Ouvrir les urnes de 1907, chacune contenant 12 disques, va être délicat. Selon Elizabeth Giuliani, assistante du directeur du département audiovisuel de la Bibliothèque Nationale, les disques en gomme laque ont été séparés par des plaques de verre, qui ont été empêchées de toucher la surface des disques par de petits cubes de verre. L'ensemble a ensuite été enveloppé dans un tissu traité à l'amiante, puis placé dans des urnes en cuivre, qui ont ensuite été placées dans des urnes en plomb. Au moins une des urnes doit être ouverte ce mois-ci dans un laboratoire dans des conditions strictement contrôlées. À terme, les enregistrements seront transférés numériquement et mis à disposition dans le commerce par EMI, successeur de Gramophone Company. Les mélomanes entendront à nouveau les voix des morts depuis longtemps chanter la musique de leur temps.

Mais dans l’intervalle, cet épisode témoigne de la réussite littéraire de Gaston Leroux - et soulève une question qui me préoccupe depuis que j’ai quitté la critique musicale pour écrire des romans et des films il ya dix ans: dans quelle mesure faut-il mélanger les faits à la fantaisie? créer la suspension volontaire d'incrédulité? Pour moi, un roman qui n’est pas à propos d’un lieu n’est pas vraiment un roman. Il s'agit plutôt d'un mémoire de personnes à peine voilées ou inexistantes errant dans un paysage désolé et irréel.

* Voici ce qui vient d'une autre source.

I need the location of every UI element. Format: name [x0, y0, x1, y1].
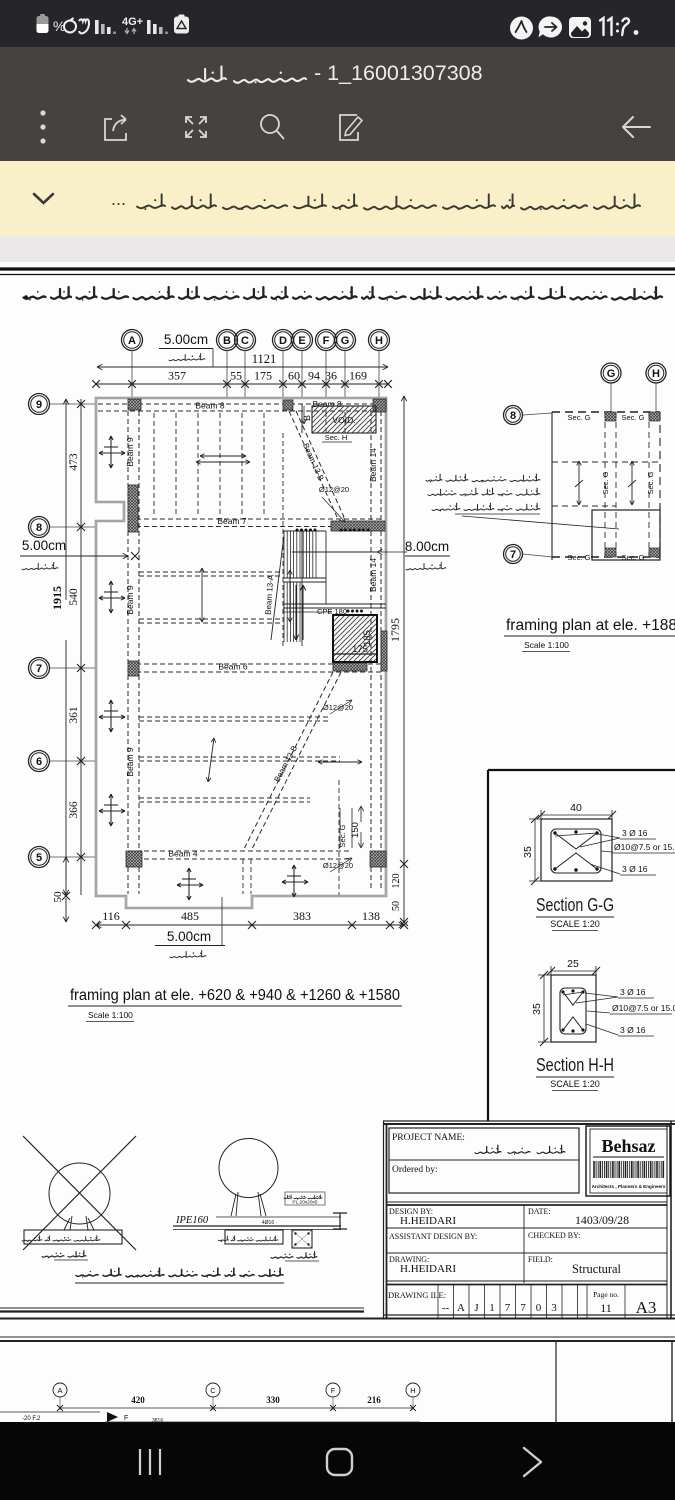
span arrows mid bay [289, 570, 291, 622]
toolbar: edit icon [340, 115, 358, 140]
title block bottom border [384, 1314, 675, 1316]
svg-text:A: A [457, 1302, 465, 1314]
section G-G dim 35 [534, 819, 536, 881]
persian note line [612, 296, 662, 299]
svg-text:Structural: Structural [572, 1261, 621, 1276]
beam 7 dashed [128, 518, 384, 520]
svg-text:1: 1 [489, 1302, 495, 1314]
grid bubble B [217, 330, 238, 351]
grid leader [226, 351, 228, 399]
small plan corner columns [605, 412, 616, 421]
svg-text:5.00cm: 5.00cm [164, 332, 208, 347]
grid leader [378, 351, 380, 399]
wrong method caption [68, 1256, 86, 1257]
dim 150 [360, 806, 362, 822]
svg-text:485: 485 [181, 909, 199, 923]
svg-text:Beam 13-A: Beam 13-A [264, 574, 276, 615]
svg-text:IPE160: IPE160 [175, 1215, 209, 1226]
svg-text:DRAWING ILE:: DRAWING ILE: [388, 1290, 446, 1300]
svg-text:framing plan at ele. +620 & +9: framing plan at ele. +620 & +940 & +1260… [70, 987, 400, 1004]
beam 13-B diagonal [289, 411, 337, 517]
dim 50 bottom left [65, 857, 67, 880]
caption underline [75, 1282, 284, 1284]
svg-text:Beam 7: Beam 7 [217, 516, 247, 526]
row leader [50, 856, 97, 858]
bottom grid bubble H [406, 1383, 420, 1397]
svg-text:G: G [341, 335, 350, 347]
section H-H rebar top [561, 990, 564, 993]
svg-text:35: 35 [522, 846, 534, 858]
svg-text:framing plan at ele. +1880: framing plan at ele. +1880 [506, 617, 675, 634]
section H-H dim 25 [551, 970, 596, 972]
svg-text:J: J [474, 1302, 479, 1314]
section G-G dim 40 [541, 814, 612, 816]
void hatched area [312, 406, 376, 433]
svg-text:Section H-H: Section H-H [536, 1055, 614, 1075]
svg-text:150: 150 [350, 822, 361, 838]
column 175 hatched [333, 615, 377, 662]
svg-text:Ø10@7.5 or 15.0: Ø10@7.5 or 15.0 [612, 1003, 675, 1013]
stair landing lines [283, 577, 326, 579]
svg-text:SCALE 1:20: SCALE 1:20 [550, 1079, 600, 1089]
svg-text:138: 138 [362, 909, 380, 923]
G col dashed into void [344, 412, 346, 433]
status: battery icon [37, 16, 49, 33]
span symbol [177, 884, 203, 886]
table mid vertical [523, 1205, 525, 1283]
grid bubble H [646, 363, 666, 383]
svg-text:PROJECT NAME:: PROJECT NAME: [392, 1133, 465, 1143]
right method beam lines [173, 1225, 341, 1227]
column A9 [128, 399, 141, 410]
toolbar title persian "readonly" [234, 78, 306, 83]
grid leader [325, 351, 327, 399]
sketch area bottom lines [0, 1307, 364, 1309]
svg-text:8: 8 [36, 522, 42, 534]
right method caption [297, 1257, 317, 1259]
title block top border [383, 1120, 675, 1122]
stair treads upper [283, 531, 285, 578]
svg-text:PL 20x20x5: PL 20x20x5 [292, 1200, 317, 1206]
section H-H dim 35 [543, 975, 545, 1042]
svg-text:Ø12@20: Ø12@20 [323, 861, 353, 870]
row leader [50, 526, 97, 528]
top rule thick [0, 267, 675, 270]
svg-text:5: 5 [36, 852, 42, 864]
svg-text:C: C [241, 335, 249, 347]
wrong method base box [24, 1230, 122, 1244]
rebar dots row 8 [296, 529, 299, 532]
grid leader [131, 351, 133, 399]
building outline wall [96, 398, 386, 908]
svg-text:A: A [57, 1386, 62, 1395]
column strip right [381, 631, 387, 671]
svg-text:4Ø16: 4Ø16 [262, 1220, 274, 1226]
svg-text:Beam 6: Beam 6 [218, 662, 248, 672]
svg-text:CHECKED BY:: CHECKED BY: [528, 1231, 580, 1240]
dim 1915 line [65, 399, 67, 600]
small plan row leaders [523, 413, 552, 415]
column H5 [370, 851, 386, 867]
toolbar: kebab menu icon [40, 110, 45, 115]
status: chat bubble icon [538, 16, 562, 37]
svg-text:6: 6 [36, 756, 42, 768]
bottom dim line [60, 1407, 413, 1409]
dim segments [96, 383, 388, 385]
grid leader [344, 351, 346, 399]
section H-H stirrup [560, 988, 586, 1034]
svg-text:Scale 1:100: Scale 1:100 [524, 640, 569, 650]
svg-text:1121: 1121 [252, 352, 277, 366]
banner persian text [594, 205, 640, 209]
section G-G outer [541, 819, 612, 881]
project persian handwriting [537, 1152, 565, 1154]
svg-text:Beam 8: Beam 8 [195, 401, 225, 411]
page gray strip [0, 236, 675, 262]
grid leader [244, 351, 246, 399]
svg-text:383: 383 [293, 909, 311, 923]
banner chevron [34, 194, 53, 203]
bottom grid bubble C [206, 1383, 220, 1397]
section G-G rebar bottom [553, 867, 556, 870]
navigation bar background [0, 1422, 675, 1500]
dim 1121 [97, 366, 264, 368]
beam 13-A diagonal [271, 535, 284, 640]
grid bubble H [369, 330, 390, 351]
svg-text:Sec. G: Sec. G [622, 413, 645, 422]
wrong method tank circle [49, 1163, 110, 1224]
toolbar: back arrow [623, 117, 650, 137]
stair arrow [295, 585, 297, 640]
svg-text:7: 7 [520, 1302, 526, 1314]
svg-text:Beam 12-B: Beam 12-B [272, 744, 299, 784]
grid bubble D [273, 330, 294, 351]
right method legs [231, 1192, 266, 1216]
svg-text:9: 9 [36, 399, 42, 411]
svg-text:Section G-G: Section G-G [536, 895, 614, 915]
svg-text:94: 94 [308, 369, 320, 383]
svg-text:G: G [607, 368, 616, 380]
beam 6 dashed [128, 663, 384, 665]
svg-text:FIELD:: FIELD: [528, 1255, 553, 1264]
rebar dots mid [347, 610, 350, 613]
bottom row divider [387, 1280, 668, 1282]
mid bay joists [139, 571, 283, 573]
svg-text:D: D [279, 335, 287, 347]
svg-text:36: 36 [325, 369, 337, 383]
svg-text:3 Ø 16: 3 Ø 16 [622, 828, 648, 838]
status bar background [0, 0, 675, 47]
status: time 11:20 persian [600, 18, 604, 35]
small plan span arrows [578, 461, 580, 505]
stair treads lower [283, 582, 285, 642]
tiny plate label [285, 1192, 325, 1205]
svg-text:5.00cm: 5.00cm [22, 538, 66, 553]
svg-text:1915: 1915 [50, 586, 64, 610]
F col dashed [325, 412, 327, 433]
svg-text:185: 185 [362, 630, 373, 646]
wrong method legs [64, 1216, 94, 1230]
small plan leaders [610, 383, 612, 412]
beam 12-B diagonal [243, 672, 333, 851]
dim 1795 [403, 396, 405, 600]
svg-text:A3: A3 [636, 1298, 657, 1317]
svg-text:Beam 14: Beam 14 [368, 558, 378, 592]
svg-text:Ordered by:: Ordered by: [392, 1165, 438, 1175]
svg-text:Beam 9: Beam 9 [125, 585, 135, 615]
section G-G stirrup [551, 829, 601, 873]
nav: back icon [524, 1448, 541, 1476]
svg-text:SCALE 1:20: SCALE 1:20 [550, 919, 600, 929]
span symbol [99, 810, 125, 812]
svg-text:Beam 9: Beam 9 [125, 437, 135, 467]
wrong method X cross [23, 1136, 136, 1250]
svg-text:H: H [652, 368, 660, 380]
column detail box [292, 1230, 312, 1248]
svg-text:F: F [331, 1386, 336, 1395]
svg-text:116: 116 [102, 909, 120, 923]
section G-G rebar top [553, 831, 556, 834]
project name box [389, 1128, 579, 1193]
small plan interior dashed [552, 461, 660, 463]
svg-text:F: F [323, 335, 330, 347]
column A8 tall [128, 485, 138, 532]
svg-text:25: 25 [567, 958, 579, 970]
behsaz logo box [586, 1126, 670, 1196]
bottom grid bubble A [53, 1383, 67, 1397]
svg-text:3 Ø 16: 3 Ø 16 [620, 987, 646, 997]
next sheet top lines [0, 1336, 675, 1338]
svg-text:60: 60 [288, 369, 300, 383]
beam 14 dashed vertical [370, 411, 372, 890]
svg-text:3816: 3816 [152, 1418, 163, 1424]
svg-text:Beam 13-B: Beam 13-B [301, 442, 326, 482]
span arrows mid2 [201, 568, 203, 622]
svg-text:Sec. G: Sec. G [568, 553, 591, 562]
svg-text:7: 7 [510, 549, 516, 561]
beam 4 dashed [128, 850, 350, 852]
stair side rails [282, 433, 284, 646]
svg-text:F: F [124, 1415, 128, 1422]
beam12 end verticals [242, 859, 244, 894]
row leader [50, 760, 97, 762]
status: photo icon [569, 17, 591, 38]
svg-text:ASSISTANT DESIGN BY:: ASSISTANT DESIGN BY: [389, 1232, 477, 1241]
bottom grid bubble F [326, 1383, 340, 1397]
svg-text:120: 120 [391, 874, 402, 889]
persian annotation tank load [510, 480, 540, 482]
svg-text:--: -- [442, 1302, 450, 1314]
nav: home icon [327, 1449, 352, 1475]
right bay vertical dashed [338, 780, 340, 895]
svg-text:7: 7 [505, 1302, 511, 1314]
next sheet right border [555, 1341, 557, 1422]
svg-text:B: B [223, 335, 231, 347]
svg-text:35: 35 [531, 1003, 543, 1015]
svg-text:H: H [375, 335, 383, 347]
svg-text:8: 8 [510, 410, 516, 422]
section H-H rebar bottom [561, 1028, 564, 1031]
svg-text:CPE 180: CPE 180 [317, 607, 347, 616]
column A5 [126, 851, 142, 867]
grid bubble G [335, 330, 356, 351]
behsaz barcode lines [593, 1161, 595, 1178]
title block right border [666, 1124, 668, 1318]
grid bubble 7 [29, 658, 50, 679]
title block divider [387, 1201, 668, 1203]
span symbol [99, 716, 125, 718]
grid bubble 9 [29, 394, 50, 415]
span symbol [99, 452, 125, 454]
svg-text:VOID.: VOID. [332, 415, 355, 425]
svg-text:7: 7 [36, 663, 42, 675]
beam end I symbol [333, 1213, 347, 1229]
svg-text:B: B [302, 415, 312, 421]
svg-text:3 Ø 16: 3 Ø 16 [620, 1025, 646, 1035]
svg-text:C: C [210, 1386, 216, 1395]
landing line right [292, 551, 377, 553]
nav: recents icon [139, 1449, 141, 1475]
grid bubble F [316, 330, 337, 351]
right method tank circle [219, 1139, 278, 1198]
small plan col lines [604, 412, 606, 557]
grid bubble C [235, 330, 256, 351]
column strip row8 [331, 521, 385, 531]
svg-text:Architects , Planners & Engine: Architects , Planners & Engineers [592, 1184, 666, 1189]
svg-text:4G+: 4G+ [122, 16, 143, 28]
svg-text:0: 0 [536, 1302, 542, 1314]
svg-text:DATE:: DATE: [528, 1207, 551, 1216]
grid bubble 7 [504, 545, 523, 564]
svg-text:3 Ø 16: 3 Ø 16 [622, 864, 648, 874]
svg-text:Sec. G: Sec. G [568, 413, 591, 422]
span arrows low bay [318, 761, 362, 763]
grid bubble 8 [504, 406, 523, 425]
svg-text:357: 357 [168, 369, 186, 383]
banner background [0, 161, 675, 236]
toolbar: search icon [261, 115, 279, 133]
svg-text:361: 361 [68, 706, 80, 724]
svg-text:50: 50 [391, 901, 402, 911]
svg-text:Sec. G: Sec. G [622, 553, 645, 562]
status: signal bars 1 [95, 20, 99, 34]
status: signal bars 2 [147, 20, 151, 34]
grid bubble 6 [29, 751, 50, 772]
toolbar background [0, 47, 675, 161]
grid leader [301, 351, 303, 399]
svg-text:366: 366 [68, 801, 80, 819]
right method base box [225, 1230, 283, 1244]
document page background [0, 262, 675, 1422]
dim segments left [80, 399, 82, 895]
svg-text:Beam 14: Beam 14 [368, 448, 378, 482]
grid bubble G [601, 363, 621, 383]
svg-text:Behsaz: Behsaz [602, 1136, 656, 1156]
top rule thin [0, 274, 675, 276]
small plan boundary [551, 412, 553, 560]
column strip under 175 [333, 663, 367, 671]
span symbol [99, 597, 125, 599]
svg-text:8.00cm: 8.00cm [405, 539, 449, 554]
span arrows low2 [208, 738, 214, 782]
svg-text:Ø10@7.5 or 15.0: Ø10@7.5 or 15.0 [614, 842, 675, 852]
svg-text:Page no.: Page no. [593, 1290, 619, 1299]
column H9 [373, 399, 386, 412]
svg-text:40: 40 [570, 802, 582, 814]
svg-text:Ø12@20: Ø12@20 [323, 703, 353, 712]
svg-text:Sec. H: Sec. H [325, 433, 348, 442]
bottom dim chain [96, 924, 404, 926]
svg-text:175: 175 [254, 369, 272, 383]
svg-text:Ø12@20: Ø12@20 [319, 485, 349, 494]
grid leader [282, 351, 284, 399]
title block left border [383, 1121, 385, 1318]
span arrows top bay [196, 461, 250, 463]
grid bubble A [122, 330, 143, 351]
sections sheet border [487, 770, 489, 1121]
beam 8 dashed [98, 403, 384, 405]
top bay joists [153, 413, 155, 517]
svg-text:-20 F.2: -20 F.2 [22, 1416, 41, 1422]
svg-text:216: 216 [367, 1395, 381, 1405]
svg-text:Beam 4: Beam 4 [168, 849, 198, 859]
svg-text:540: 540 [68, 588, 80, 606]
grid bubble 8 [29, 517, 50, 538]
svg-text:Sec. G: Sec. G [601, 471, 610, 494]
svg-text:H.HEIDARI: H.HEIDARI [400, 1263, 456, 1275]
svg-text:- 1_16001307308: - 1_16001307308 [314, 61, 483, 85]
tank outline [592, 510, 660, 560]
annotation leader [462, 516, 619, 529]
svg-text:420: 420 [131, 1395, 145, 1405]
svg-text:11: 11 [600, 1301, 612, 1315]
section H-H outer [551, 975, 596, 1042]
svg-text:473: 473 [68, 453, 80, 471]
lower bays joists [139, 716, 330, 718]
svg-text:E: E [298, 335, 305, 347]
svg-text:169: 169 [349, 369, 367, 383]
svg-text:Sec. G: Sec. G [646, 471, 655, 494]
toolbar: fullscreen icon [186, 117, 193, 124]
E col dashed [301, 412, 303, 433]
grid bubble E [292, 330, 313, 351]
svg-text:H.HEIDARI: H.HEIDARI [400, 1215, 456, 1227]
row leader [50, 403, 97, 405]
toolbar: share icon [105, 119, 126, 140]
svg-text:H: H [410, 1386, 415, 1395]
status: circle 8 icon [510, 17, 533, 40]
svg-text:330: 330 [266, 1395, 280, 1405]
column D9 [283, 400, 293, 410]
svg-text:3: 3 [551, 1302, 557, 1314]
column A7 [128, 661, 139, 676]
status: battery saver badge [174, 17, 189, 34]
grid bubble 5 [29, 847, 50, 868]
svg-text:55: 55 [230, 369, 242, 383]
svg-text:A: A [128, 335, 136, 347]
beam 9 dashed vertical [127, 411, 129, 894]
row leader [50, 667, 97, 669]
svg-text:Scale 1:100: Scale 1:100 [88, 1010, 133, 1020]
svg-text:1795: 1795 [388, 618, 402, 642]
svg-text:Beam 9: Beam 9 [125, 747, 135, 777]
svg-text:...: ... [111, 189, 126, 209]
svg-text:5.00cm: 5.00cm [167, 929, 211, 944]
svg-text:1403/09/28: 1403/09/28 [575, 1213, 629, 1227]
span symbol [282, 881, 308, 883]
main caption persian [259, 1275, 283, 1277]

Car pourquoi, après tout, le Fantôme de l'Opéra résonne-t-il encore? Certainement pas pour son intrigue, son héroïne classique, son swain en bois, son méchant Svengali. Pas même pour sa romance, bien que cela fasse sûrement partie de son charme. L'histoire d'amour entre la belle soprano et le compositeur défiguré a été exploitée par tous, de Lon Chaney en 1925 à Joel Schumacher dans sa version cinématographique 2004 de l'interprétation de Lloyd Webber.

Non, la raison pour laquelle nous lisons et regardons toujours Phantom est son cadre: l’Opéra lui-même. Phantom est avant tout une histoire de lieu. Solidement ancré dans la gloire montante et sublime du chef-d'œuvre architectural de Charles Garnier, il invite les lecteurs à partager un mystère qui, si pas tout à fait réel, est suffisamment proche. De la lyre sur le toit d’Apollo au lac mystérieux 17 étages plus bas, le bâtiment joue tout autant - et est observé avec plus d’attention - que tous les humains qui vivent et aiment dans son étreinte sombre.

Qu'est-ce que Dickens sans Londres, Mann sans Lübeck et Davos? Le chef-d'œuvre comique de John Kennedy Toole, A Confederacy of Dunces, pourrait-il être tourné ailleurs que dans la Nouvelle-Orléans? Bien que nous puissions oublier les personnages, ce sont les lieux qui hantent nos rêves et donnent naissance aux histoires. Voilà donc pour Gaston Leroux, pas pour son fantôme, mais pour son opéra.

"J'ai prié sur sa dépouille mortelle, afin que Dieu puisse lui témoigner sa miséricorde malgré ses crimes", se souvient l'auteur après la découverte du corps du fantôme à la fin du roman. "Oui, je suis sûr, bien sûr que j'ai prié à côté de son corps, l'autre jour, quand ils l'ont pris à l'endroit où ils enterraient les enregistrements phonographiques."

Et pourtant, le Fantôme est revenu à la vie, incarné par Chaney et Claude Rains et Herbert Lom et Michael Crawford et Gerard Butler. Et maintenant, les vrais fantômes de l’Opéra, Melba, Patti et Caruso pourraient bientôt être de nouveau entendus dans un chant glorieux. Grâce au sens étrangement précis de Leroux.

Michael Walsh a décrit Andrew Lloyd Webber pour le numéro d’octobre 2007.